Artikel 5. Kennisgeving en (geen) bereidverklaring

Is de uitkomst van de toets dat belanghebbende niet aan de taaleis voldoet, dan wordt de volgende procedure gevolgd:

  • a.

    Belanghebbende krijgt een gesprek waarbij hij de uitslag van de taaltoets hoort en een taalplan op maat krijgt aangeboden.

    • Wanneer belanghebbende akkoord gaat met het taalplan tekent hij de taal-overeenkomst. Dit is de bereidverklaring om te starten met het leertraject dat leidt tot kennis van de Nederlandse taal op referentieniveau 1F.

    • Wanneer belanghebbende niet akkoord gaat met het taalplan wordt de bijstand beoordeeld volgens de regels in artikel 18b van de Participatiewet.

  • b.

    Belanghebbende ontvangt binnen acht weken na het afleggen van de taaltoets de kennisgeving met de uitslag van de taaltoets.

Artikel 6. Aanbod taalplan

Belanghebbende krijgt een taalplan op maat aangeboden namens het college. Het taalplan wordt uitgevoerd door de educatie-instelling die daarvoor gecontracteerd is door de gemeenten in de regio in het kader van de wet educatie.

Artikel 7. Het volgen van de voortgang van het taalplan

Het taalplan is het uitgangspunt voor de beoordeling van de inspanningen van belanghebbende.
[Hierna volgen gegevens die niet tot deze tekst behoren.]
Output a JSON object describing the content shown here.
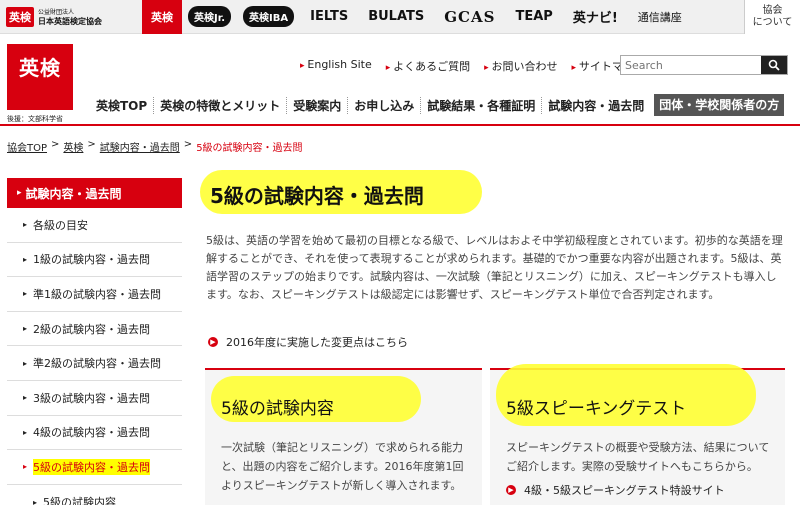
{
  "topbar": {
    "org_mark": "英検",
    "org_line1": "公益財団法人",
    "org_line2": "日本英語検定協会",
    "brands": [
      {
        "label": "英検",
        "active": true
      },
      {
        "label": "英検Jr.",
        "style": "pill"
      },
      {
        "label": "英検IBA",
        "style": "pill"
      },
      {
        "label": "IELTS"
      },
      {
        "label": "BULATS"
      },
      {
        "label": "GCAS",
        "style": "serif"
      },
      {
        "label": "TEAP"
      },
      {
        "label": "英ナビ!"
      },
      {
        "label": "通信講座",
        "style": "small"
      }
    ],
    "about_line1": "協会",
    "about_line2": "について"
  },
  "header": {
    "logo": "英検",
    "logo_sub": "後援：文部科学省",
    "util_links": [
      "English Site",
      "よくあるご質問",
      "お問い合わせ",
      "サイトマップ"
    ],
    "search_placeholder": "Search",
    "nav": [
      "英検TOP",
      "英検の特徴とメリット",
      "受験案内",
      "お申し込み",
      "試験結果・各種証明",
      "試験内容・過去問",
      "団体・学校関係者の方"
    ]
  },
  "breadcrumb": [
    "協会TOP",
    "英検",
    "試験内容・過去問",
    "5級の試験内容・過去問"
  ],
  "sidebar": {
    "heading": "試験内容・過去問",
    "items": [
      "各級の目安",
      "1級の試験内容・過去問",
      "準1級の試験内容・過去問",
      "2級の試験内容・過去問",
      "準2級の試験内容・過去問",
      "3級の試験内容・過去問",
      "4級の試験内容・過去問",
      "5級の試験内容・過去問",
      "5級の試験内容"
    ]
  },
  "main": {
    "title": "5級の試験内容・過去問",
    "intro": "5級は、英語の学習を始めて最初の目標となる級で、レベルはおよそ中学初級程度とされています。初歩的な英語を理解することができ、それを使って表現することが求められます。基礎的でかつ重要な内容が出題されます。5級は、英語学習のステップの始まりです。試験内容は、一次試験（筆記とリスニング）に加え、スピーキングテストも導入します。なお、スピーキングテストは級認定には影響せず、スピーキングテスト単位で合否判定されます。",
    "notice": "2016年度に実施した変更点はこちら",
    "cards": [
      {
        "title": "5級の試験内容",
        "text": "一次試験（筆記とリスニング）で求められる能力と、出題の内容をご紹介します。2016年度第1回よりスピーキングテストが新しく導入されます。",
        "link": ""
      },
      {
        "title": "5級スピーキングテスト",
        "text": "スピーキングテストの概要や受験方法、結果についてご紹介します。実際の受験サイトへもこちらから。",
        "link": "4級・5級スピーキングテスト特設サイト"
      }
    ]
  },
  "colors": {
    "accent": "#d7000f",
    "highlight": "#ffff33"
  }
}
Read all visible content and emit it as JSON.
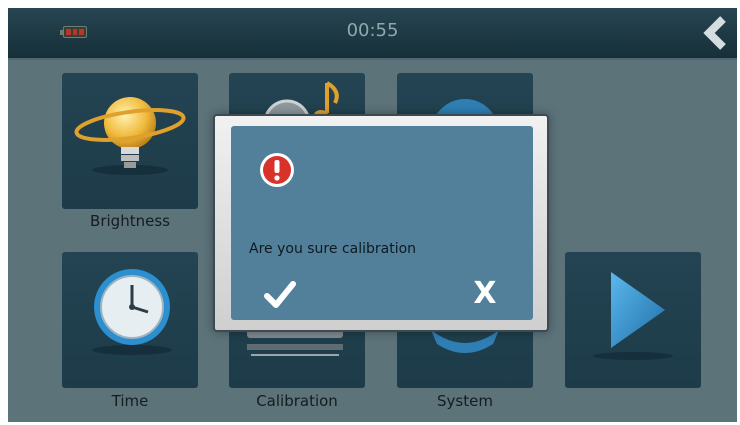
{
  "statusbar": {
    "time": "00:55",
    "battery_icon": "battery-low-icon",
    "back_icon": "back-arrow-icon"
  },
  "tiles": {
    "brightness": {
      "label": "Brightness",
      "icon": "lightbulb-icon"
    },
    "volume": {
      "label": "",
      "icon": "speaker-note-icon"
    },
    "language": {
      "label": "",
      "icon": "globe-icon"
    },
    "time": {
      "label": "Time",
      "icon": "clock-icon"
    },
    "calibration": {
      "label": "Calibration",
      "icon": "calibration-icon"
    },
    "system": {
      "label": "System",
      "icon": "gear-icon"
    },
    "next": {
      "icon": "next-page-arrow-icon"
    }
  },
  "dialog": {
    "message": "Are you sure calibration",
    "confirm_icon": "checkmark-icon",
    "cancel_label": "X",
    "alert_icon": "alert-icon"
  },
  "colors": {
    "background": "#5c737a",
    "statusbar": "#1d3944",
    "tile": "#213f4d",
    "dialog": "#52809b"
  }
}
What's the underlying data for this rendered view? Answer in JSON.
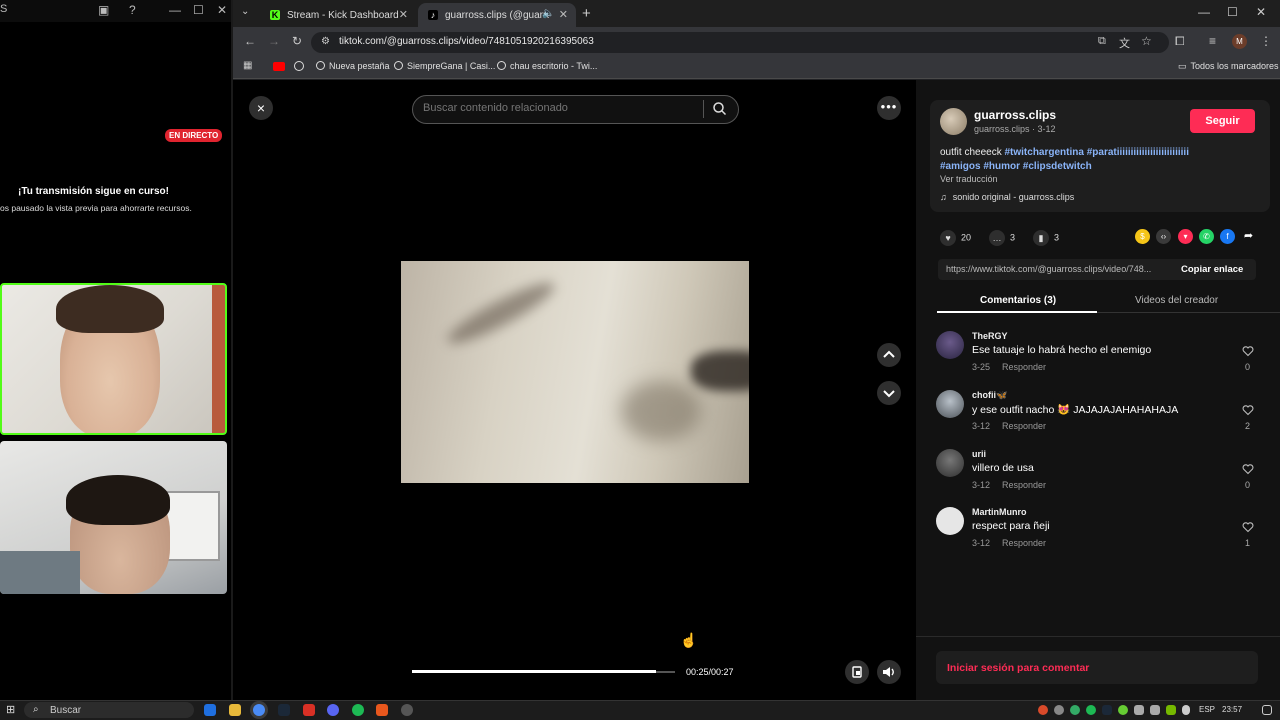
{
  "left_window": {
    "title_partial": "S",
    "live_badge": "EN DIRECTO",
    "message_title": "¡Tu transmisión sigue en curso!",
    "message_sub": "os pausado la vista previa para ahorrarte recursos."
  },
  "browser": {
    "tabs": [
      {
        "label": "Stream - Kick Dashboard",
        "active": false
      },
      {
        "label": "guarross.clips (@guarross.c",
        "active": true
      }
    ],
    "url": "tiktok.com/@guarross.clips/video/7481051920216395063",
    "bookmarks": [
      {
        "label": "Nueva pestaña"
      },
      {
        "label": "SiempreGana | Casi..."
      },
      {
        "label": "chau escritorio - Twi..."
      }
    ],
    "all_bookmarks": "Todos los marcadores",
    "profile_initial": "M"
  },
  "player": {
    "close_icon": "×",
    "search_placeholder": "Buscar contenido relacionado",
    "more_icon": "•••",
    "time": "00:25/00:27",
    "progress_fraction": 0.926
  },
  "post": {
    "author_name": "guarross.clips",
    "author_meta": "guarross.clips · 3-12",
    "follow_label": "Seguir",
    "caption": "outfit cheeeck ",
    "hashtags_line1": "#twitchargentina #paratiiiiiiiiiiiiiiiiiiiiiiiiii",
    "hashtags_line2": "#amigos #humor #clipsdetwitch",
    "translate_label": "Ver traducción",
    "sound": "sonido original - guarross.clips",
    "likes": "20",
    "comments_count": "3",
    "saves": "3",
    "link": "https://www.tiktok.com/@guarross.clips/video/748...",
    "copy_label": "Copiar enlace",
    "tab_comments": "Comentarios (3)",
    "tab_creator": "Videos del creador",
    "login_prompt": "Iniciar sesión para comentar"
  },
  "comments": [
    {
      "user": "TheRGY",
      "text": "Ese tatuaje lo habrá hecho el enemigo",
      "date": "3-25",
      "reply": "Responder",
      "likes": "0"
    },
    {
      "user": "chofii🦋",
      "text": "y ese outfit nacho 😻 JAJAJAJAHAHAHAJA",
      "date": "3-12",
      "reply": "Responder",
      "likes": "2"
    },
    {
      "user": "urii",
      "text": "villero de usa",
      "date": "3-12",
      "reply": "Responder",
      "likes": "0"
    },
    {
      "user": "MartinMunro",
      "text": "respect para ñeji",
      "date": "3-12",
      "reply": "Responder",
      "likes": "1"
    }
  ],
  "taskbar": {
    "search_placeholder": "Buscar",
    "lang": "ESP",
    "time": "23:57"
  },
  "colors": {
    "accent": "#fe2c55",
    "kick": "#53fc18",
    "link": "#8ab4f8"
  }
}
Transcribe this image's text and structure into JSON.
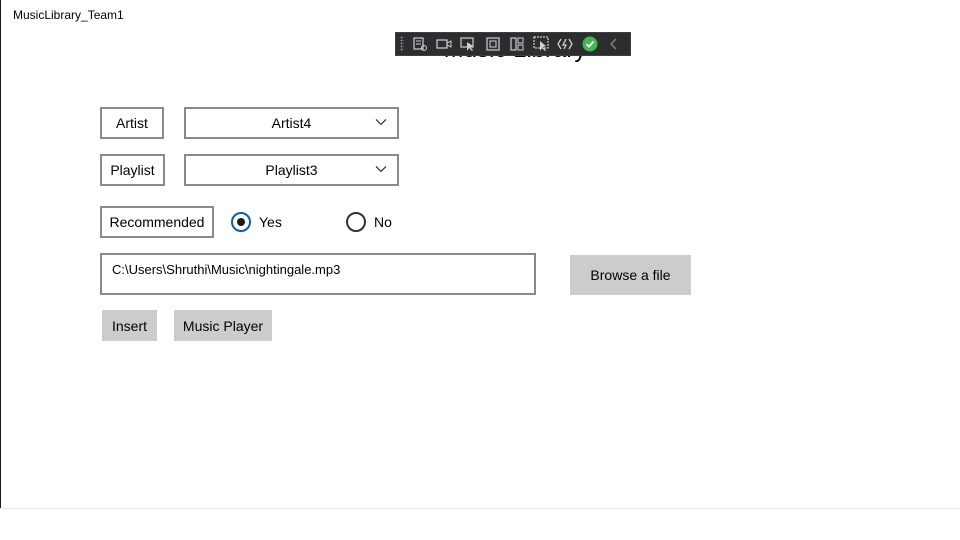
{
  "window": {
    "title": "MusicLibrary_Team1"
  },
  "page": {
    "title": "Music Library"
  },
  "debug_toolbar": {
    "icons": [
      "live-visual-tree-icon",
      "record-icon",
      "select-element-icon",
      "display-layout-adorners-icon",
      "track-focus-icon",
      "preview-selection-icon",
      "hot-reload-icon",
      "status-ok-icon",
      "collapse-icon"
    ]
  },
  "form": {
    "artist": {
      "label": "Artist",
      "selected": "Artist4"
    },
    "playlist": {
      "label": "Playlist",
      "selected": "Playlist3"
    },
    "recommended": {
      "label": "Recommended",
      "options": [
        {
          "label": "Yes",
          "checked": true
        },
        {
          "label": "No",
          "checked": false
        }
      ]
    },
    "file_path": {
      "value": "C:\\Users\\Shruthi\\Music\\nightingale.mp3"
    },
    "browse_button": "Browse a file",
    "insert_button": "Insert",
    "music_player_button": "Music Player"
  },
  "colors": {
    "button_bg": "#cccccc",
    "border": "#8a8a8a",
    "toolbar_bg": "#2d2d30",
    "ok_green": "#3fb950"
  }
}
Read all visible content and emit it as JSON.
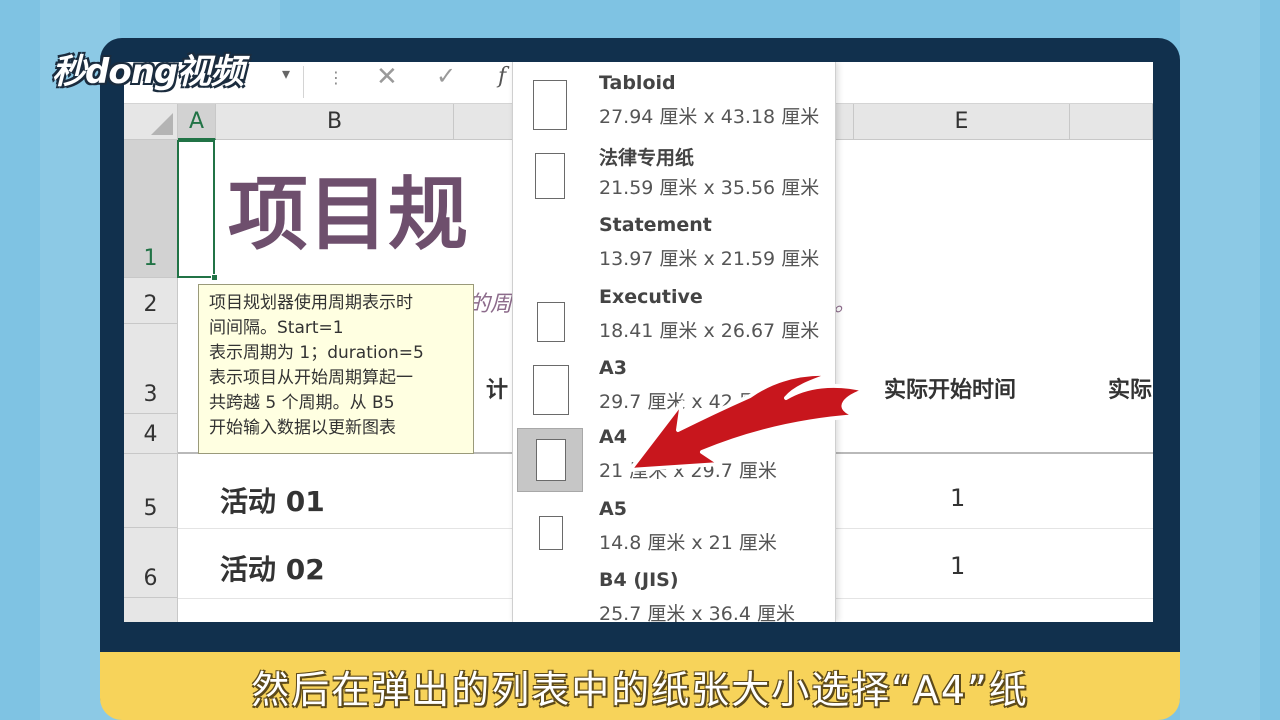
{
  "logo": {
    "text": "秒dong视频"
  },
  "formula_bar": {
    "chevron": "▾",
    "dots": "⋮",
    "cancel": "✕",
    "confirm": "✓",
    "fx": "f"
  },
  "columns": {
    "a": "A",
    "b": "B",
    "e": "E"
  },
  "rows": [
    "1",
    "2",
    "3",
    "4",
    "5",
    "6"
  ],
  "sheet": {
    "title_fragment": "项目规",
    "subtitle_fragment_left": "的周",
    "subtitle_fragment_right": "。",
    "header_fragment": "计",
    "header_actual_start": "实际开始时间",
    "header_actual_fragment": "实际",
    "activities": [
      {
        "name": "活动 01",
        "value": "1"
      },
      {
        "name": "活动 02",
        "value": "1"
      }
    ]
  },
  "tooltip": {
    "lines": [
      "项目规划器使用周期表示时",
      "间间隔。Start=1",
      "表示周期为 1；duration=5",
      "表示项目从开始周期算起一",
      "共跨越 5 个周期。从 B5",
      "开始输入数据以更新图表"
    ]
  },
  "paper_sizes": [
    {
      "name": "Tabloid",
      "size": "27.94 厘米 x 43.18 厘米",
      "selected": false
    },
    {
      "name": "法律专用纸",
      "size": "21.59 厘米 x 35.56 厘米",
      "selected": false
    },
    {
      "name": "Statement",
      "size": "13.97 厘米 x 21.59 厘米",
      "selected": false
    },
    {
      "name": "Executive",
      "size": "18.41 厘米 x 26.67 厘米",
      "selected": false
    },
    {
      "name": "A3",
      "size": "29.7 厘米 x 42 厘米",
      "selected": false
    },
    {
      "name": "A4",
      "size": "21 厘米 x 29.7 厘米",
      "selected": true
    },
    {
      "name": "A5",
      "size": "14.8 厘米 x 21 厘米",
      "selected": false
    },
    {
      "name": "B4 (JIS)",
      "size": "25.7 厘米 x 36.4 厘米",
      "selected": false
    }
  ],
  "caption": {
    "text": "然后在弹出的列表中的纸张大小选择“A4”纸"
  },
  "colors": {
    "accent_green": "#217346",
    "title_purple": "#6e4f6d",
    "arrow_red": "#c8161d",
    "caption_yellow": "#f7d35a"
  }
}
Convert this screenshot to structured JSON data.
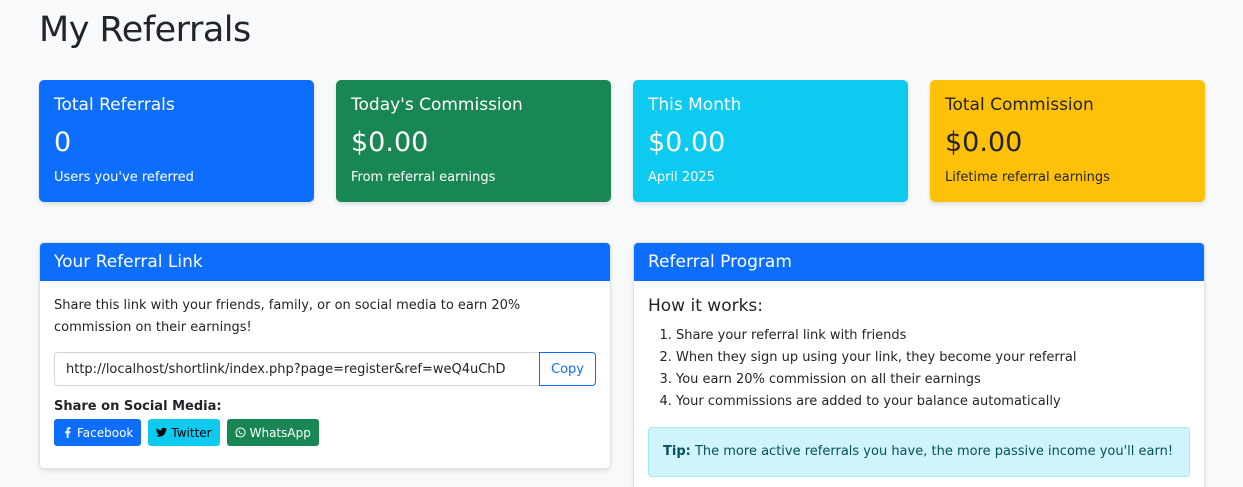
{
  "page_title": "My Referrals",
  "stats": [
    {
      "title": "Total Referrals",
      "value": "0",
      "sub": "Users you've referred",
      "color": "#0d6efd"
    },
    {
      "title": "Today's Commission",
      "value": "$0.00",
      "sub": "From referral earnings",
      "color": "#198754"
    },
    {
      "title": "This Month",
      "value": "$0.00",
      "sub": "April 2025",
      "color": "#0dcaf0"
    },
    {
      "title": "Total Commission",
      "value": "$0.00",
      "sub": "Lifetime referral earnings",
      "color": "#ffc107"
    }
  ],
  "referral_link": {
    "header": "Your Referral Link",
    "description": "Share this link with your friends, family, or on social media to earn 20% commission on their earnings!",
    "url": "http://localhost/shortlink/index.php?page=register&ref=weQ4uChD",
    "copy_label": "Copy",
    "share_label": "Share on Social Media:",
    "share_buttons": {
      "facebook": "Facebook",
      "twitter": "Twitter",
      "whatsapp": "WhatsApp"
    }
  },
  "program": {
    "header": "Referral Program",
    "how_title": "How it works:",
    "steps": [
      "Share your referral link with friends",
      "When they sign up using your link, they become your referral",
      "You earn 20% commission on all their earnings",
      "Your commissions are added to your balance automatically"
    ],
    "tip_label": "Tip:",
    "tip_text": " The more active referrals you have, the more passive income you'll earn!"
  }
}
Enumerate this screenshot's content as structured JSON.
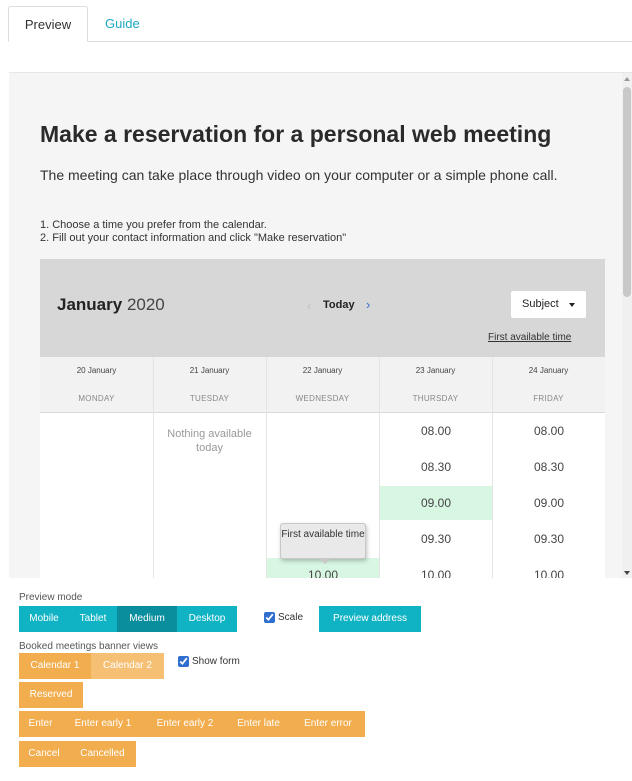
{
  "tabs": [
    {
      "label": "Preview"
    },
    {
      "label": "Guide"
    }
  ],
  "preview": {
    "title": "Make a reservation for a personal web meeting",
    "intro": "The meeting can take place through video on your computer or a simple phone call.",
    "steps": [
      "1. Choose a time you prefer from the calendar.",
      "2. Fill out your contact information and click \"Make reservation\""
    ],
    "calendar": {
      "month": "January",
      "year": "2020",
      "prev_icon": "chevron-left-icon",
      "today_label": "Today",
      "next_icon": "chevron-right-icon",
      "subject_label": "Subject",
      "first_available_label": "First available time",
      "columns": [
        {
          "date": "20 January",
          "day": "MONDAY"
        },
        {
          "date": "21 January",
          "day": "TUESDAY"
        },
        {
          "date": "22 January",
          "day": "WEDNESDAY"
        },
        {
          "date": "23 January",
          "day": "THURSDAY"
        },
        {
          "date": "24 January",
          "day": "FRIDAY"
        }
      ],
      "nothing_available": "Nothing available today",
      "slots_thursday": [
        "08.00",
        "08.30",
        "09.00",
        "09.30",
        "10.00"
      ],
      "slots_friday": [
        "08.00",
        "08.30",
        "09.00",
        "09.30",
        "10.00"
      ],
      "slot_wednesday": "10.00",
      "highlight_color": "#d8f7e2",
      "tooltip": "First available time"
    }
  },
  "controls": {
    "preview_mode_label": "Preview mode",
    "modes": [
      "Mobile",
      "Tablet",
      "Medium",
      "Desktop"
    ],
    "selected_mode": "Medium",
    "scale_label": "Scale",
    "scale_checked": true,
    "preview_address_label": "Preview address",
    "banner_views_label": "Booked meetings banner views",
    "calendars": [
      "Calendar 1",
      "Calendar 2"
    ],
    "show_form_label": "Show form",
    "show_form_checked": true,
    "reserved_label": "Reserved",
    "enter_buttons": [
      "Enter",
      "Enter early 1",
      "Enter early 2",
      "Enter late",
      "Enter error"
    ],
    "cancel_buttons": [
      "Cancel",
      "Cancelled"
    ]
  },
  "colors": {
    "teal": "#10b3c4",
    "teal_selected": "#0a8d9c",
    "orange": "#f2ad4e",
    "tab_link": "#1ea7c2"
  }
}
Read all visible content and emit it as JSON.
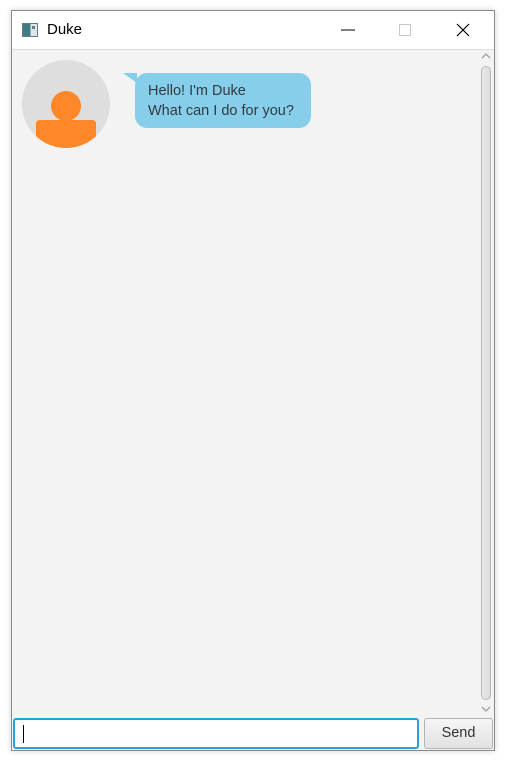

Met de educatie-instelling worden nadere afspraken gemaakt over de rapportage van de voortgang.

Artikel 8. Het ontbreken van elke vorm van verwijtbaarheid

Elke vorm van verwijtbaarheid ontbreekt in ieder geval als er:

  • a.

    Een ontheffing is in het kader van de Wet inburgering;

  • b.

    Er sprake is van een gediagnosticeerd leerprobleem;

  • c.

    Diverse malen een taalcursus gevolgd is en vastgesteld is door de educatie-instelling dat door in de persoon gelegen factoren belanghebbende niet is staat is om de Nederlandse taal op referentieniveau 1F machtig te worden.

Artikel 9. Relatie met Wet inburgering

Wanneer belanghebbende begonnen is met een leertraject in het kader van de Wet inburgering, kan dit worden aangemerkt als ‘voldoende inspanning’ van de kant van belanghebbende, zoals bedoeld is in de Wet taaleis.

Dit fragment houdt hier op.